I am glad you had this chance to serve on jury duty. I was called 2 times in my lifetime, one, I was never selected and two, I had surgery on both feet at the same time and couldn't walk. I thought it would be very interesting to do my civil duties, but no such luck.
Your explaining what happened, how it happened and what the outcome was, was extremely interesting.
You are a very convincing person, you weight all of the facts, then go with that, unlike some people that do not give it much thought, and decide to play nice and let the poor devil off. I am proud that you are a type of person that looks at all of the facts and can make a deterination as to what the facts are, and don't let your feelings come into it. Funny how people sometimes do not have a mind of their own, and just side with others to get out of making a decision by themselves.

Mom

 
At 10:22 PM, March 19, 2009, Blogger Sean M. said...

I think it would be neat to be part of a jury. The way you laid out the case for us seems to be similar to the way I would try to think it out. Although, I'm sure I would come up with hasty judgments at first.

At any rate, I really enjoyed reading all of this. If I ever have the chance to do this, I will definitely write about it too.

 
At 5:57 PM, March 20, 2009, Blogger Marcel said...

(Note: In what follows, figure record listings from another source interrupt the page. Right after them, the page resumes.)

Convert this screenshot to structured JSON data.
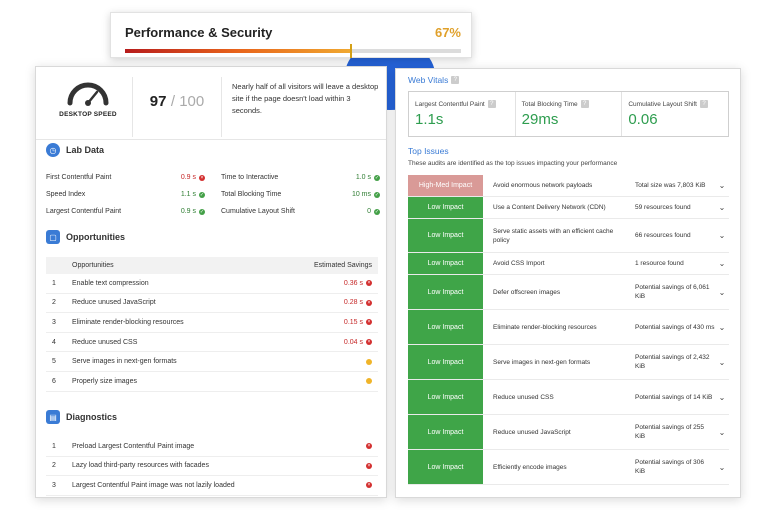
{
  "performance_card": {
    "title": "Performance & Security",
    "percent_label": "67%",
    "progress": 0.67
  },
  "speed": {
    "label": "DESKTOP SPEED",
    "score": "97",
    "score_total": "/ 100",
    "note": "Nearly half of all visitors will leave a desktop site if the page doesn't load within 3 seconds."
  },
  "lab_data": {
    "title": "Lab Data",
    "rows": [
      {
        "left_label": "First Contentful Paint",
        "left_value": "0.9 s",
        "left_status": "red",
        "right_label": "Time to Interactive",
        "right_value": "1.0 s",
        "right_status": "green"
      },
      {
        "left_label": "Speed Index",
        "left_value": "1.1 s",
        "left_status": "green",
        "right_label": "Total Blocking Time",
        "right_value": "10 ms",
        "right_status": "green"
      },
      {
        "left_label": "Largest Contentful Paint",
        "left_value": "0.9 s",
        "left_status": "green",
        "right_label": "Cumulative Layout Shift",
        "right_value": "0",
        "right_status": "green"
      }
    ]
  },
  "opportunities": {
    "title": "Opportunities",
    "col_name": "Opportunities",
    "col_savings": "Estimated Savings",
    "rows": [
      {
        "num": "1",
        "name": "Enable text compression",
        "savings": "0.36 s",
        "status": "red"
      },
      {
        "num": "2",
        "name": "Reduce unused JavaScript",
        "savings": "0.28 s",
        "status": "red"
      },
      {
        "num": "3",
        "name": "Eliminate render-blocking resources",
        "savings": "0.15 s",
        "status": "red"
      },
      {
        "num": "4",
        "name": "Reduce unused CSS",
        "savings": "0.04 s",
        "status": "red"
      },
      {
        "num": "5",
        "name": "Serve images in next-gen formats",
        "savings": "",
        "status": "yellow"
      },
      {
        "num": "6",
        "name": "Properly size images",
        "savings": "",
        "status": "yellow"
      }
    ]
  },
  "diagnostics": {
    "title": "Diagnostics",
    "rows": [
      {
        "num": "1",
        "name": "Preload Largest Contentful Paint image",
        "status": "red"
      },
      {
        "num": "2",
        "name": "Lazy load third-party resources with facades",
        "status": "red"
      },
      {
        "num": "3",
        "name": "Largest Contentful Paint image was not lazily loaded",
        "status": "red"
      }
    ]
  },
  "web_vitals": {
    "title": "Web Vitals",
    "items": [
      {
        "label": "Largest Contentful Paint",
        "value": "1.1s"
      },
      {
        "label": "Total Blocking Time",
        "value": "29ms"
      },
      {
        "label": "Cumulative Layout Shift",
        "value": "0.06"
      }
    ]
  },
  "top_issues": {
    "title": "Top Issues",
    "subtitle": "These audits are identified as the top issues impacting your performance",
    "rows": [
      {
        "impact": "High-Med Impact",
        "level": "high",
        "name": "Avoid enormous network payloads",
        "detail": "Total size was 7,803 KiB"
      },
      {
        "impact": "Low Impact",
        "level": "low",
        "name": "Use a Content Delivery Network (CDN)",
        "detail": "59 resources found"
      },
      {
        "impact": "Low Impact",
        "level": "low",
        "name": "Serve static assets with an efficient cache policy",
        "detail": "66 resources found"
      },
      {
        "impact": "Low Impact",
        "level": "low",
        "name": "Avoid CSS Import",
        "detail": "1 resource found"
      },
      {
        "impact": "Low Impact",
        "level": "low",
        "name": "Defer offscreen images",
        "detail": "Potential savings of 6,061 KiB"
      },
      {
        "impact": "Low Impact",
        "level": "low",
        "name": "Eliminate render-blocking resources",
        "detail": "Potential savings of 430 ms"
      },
      {
        "impact": "Low Impact",
        "level": "low",
        "name": "Serve images in next-gen formats",
        "detail": "Potential savings of 2,432 KiB"
      },
      {
        "impact": "Low Impact",
        "level": "low",
        "name": "Reduce unused CSS",
        "detail": "Potential savings of 14 KiB"
      },
      {
        "impact": "Low Impact",
        "level": "low",
        "name": "Reduce unused JavaScript",
        "detail": "Potential savings of 255 KiB"
      },
      {
        "impact": "Low Impact",
        "level": "low",
        "name": "Efficiently encode images",
        "detail": "Potential savings of 306 KiB"
      }
    ]
  },
  "colors": {
    "accent": "#3a7bd5",
    "good": "#2e9d4f",
    "bad": "#d32f2f",
    "warn": "#f0b429",
    "low_impact": "#3fa548",
    "high_impact": "#d99a97"
  }
}
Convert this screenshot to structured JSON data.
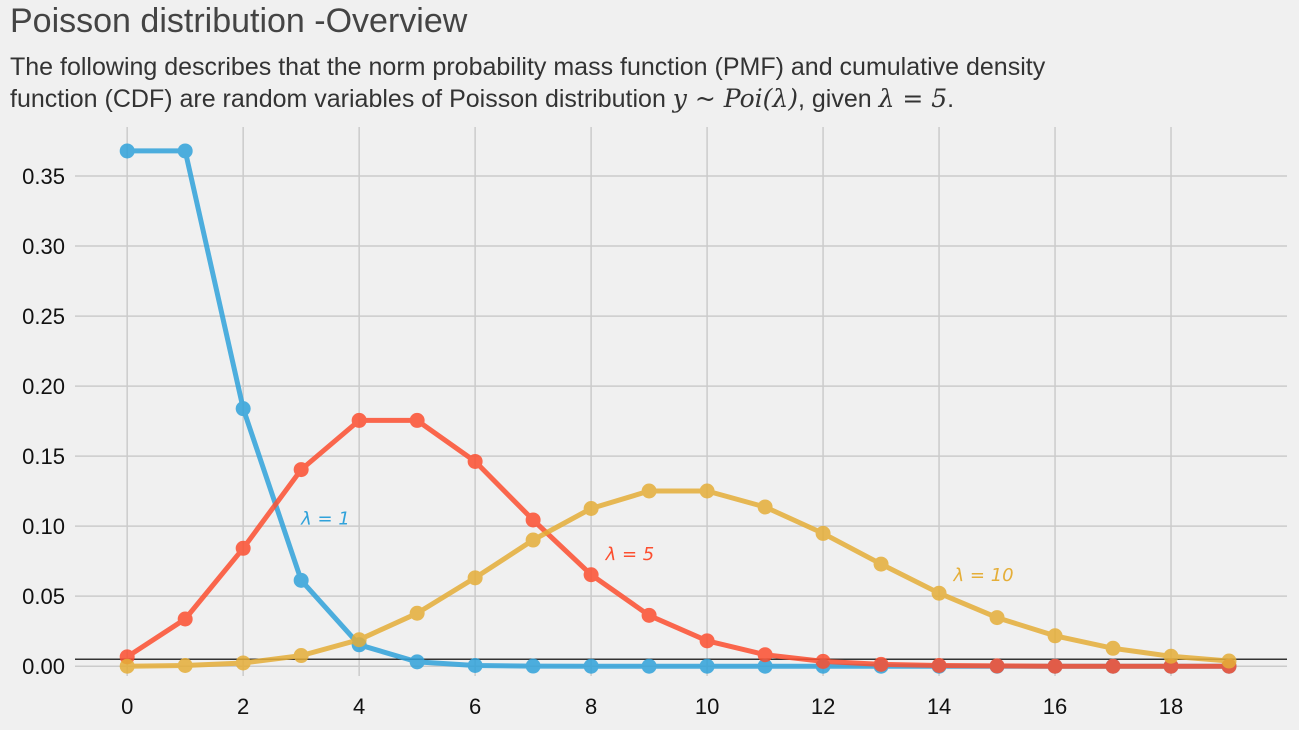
{
  "title": "Poisson distribution -Overview",
  "subtitle": {
    "line1": "The following describes that the norm probability mass function (PMF) and cumulative density",
    "line2_prefix": " function (CDF) are random variables of Poisson distribution ",
    "line2_math": "y ~ Poi(λ)",
    "line2_mid": ", given ",
    "line2_math2": "λ = 5",
    "line2_suffix": "."
  },
  "chart_data": {
    "type": "line",
    "x": [
      0,
      1,
      2,
      3,
      4,
      5,
      6,
      7,
      8,
      9,
      10,
      11,
      12,
      13,
      14,
      15,
      16,
      17,
      18,
      19
    ],
    "xticks": [
      0,
      2,
      4,
      6,
      8,
      10,
      12,
      14,
      16,
      18
    ],
    "yticks": [
      0.0,
      0.05,
      0.1,
      0.15,
      0.2,
      0.25,
      0.3,
      0.35
    ],
    "ytick_labels": [
      "0.00",
      "0.05",
      "0.10",
      "0.15",
      "0.20",
      "0.25",
      "0.30",
      "0.35"
    ],
    "xlim": [
      -0.9,
      20.0
    ],
    "ylim": [
      -0.007,
      0.385
    ],
    "grid": true,
    "baseline": 0.005,
    "series": [
      {
        "color": "#30a2da",
        "label_text": "λ = 1",
        "label_at": [
          3.0,
          0.101
        ],
        "values": [
          0.3679,
          0.3679,
          0.1839,
          0.0613,
          0.0153,
          0.0031,
          0.0005,
          0.0001,
          0,
          0,
          0,
          0,
          0,
          0,
          0,
          0,
          0,
          0,
          0,
          0
        ]
      },
      {
        "color": "#fc4f30",
        "label_text": "λ = 5",
        "label_at": [
          8.25,
          0.076
        ],
        "values": [
          0.0067,
          0.0337,
          0.0842,
          0.1404,
          0.1755,
          0.1755,
          0.1462,
          0.1044,
          0.0653,
          0.0363,
          0.0181,
          0.0082,
          0.0034,
          0.0013,
          0.0005,
          0.0002,
          0.0,
          0.0,
          0.0,
          0.0
        ]
      },
      {
        "color": "#e5ae38",
        "label_text": "λ = 10",
        "label_at": [
          14.25,
          0.061
        ],
        "values": [
          0.0,
          0.0005,
          0.0023,
          0.0076,
          0.0189,
          0.0378,
          0.0631,
          0.0901,
          0.1126,
          0.1251,
          0.1251,
          0.1137,
          0.0948,
          0.0729,
          0.0521,
          0.0347,
          0.0217,
          0.0128,
          0.0071,
          0.0037
        ]
      }
    ]
  }
}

Good work. The inter play between those ready to go and those that are willing to stay happens on every jury. You left only two things out, the selection of the Foreman and the bathroom facilities.

 
At 1:25 PM, March 23, 2009, Blogger KathrynVH said...

Thank you for your detailed post. I'd like to use this for my class. We watch "12 Angry Men" and it is interesting how your jury experience was like that movie. I've never heard "voir dire" explained as "to find the truth." The Black Law dictionary definition is "To speak the truth." It is a preliminary examination the court may make to test the competency, interests (read bias) of a witness or juror to allow objections. The purpose of the jury is to find the truth. The facts are presented and it is up to the jury to determine if they believe the witnesses and what weight to give the various facts. You laid out the process by which your jury determined these matters very well. You were also aware of bias and how knowing additional prejudical facts might have affected your decision. Is this a great country or what.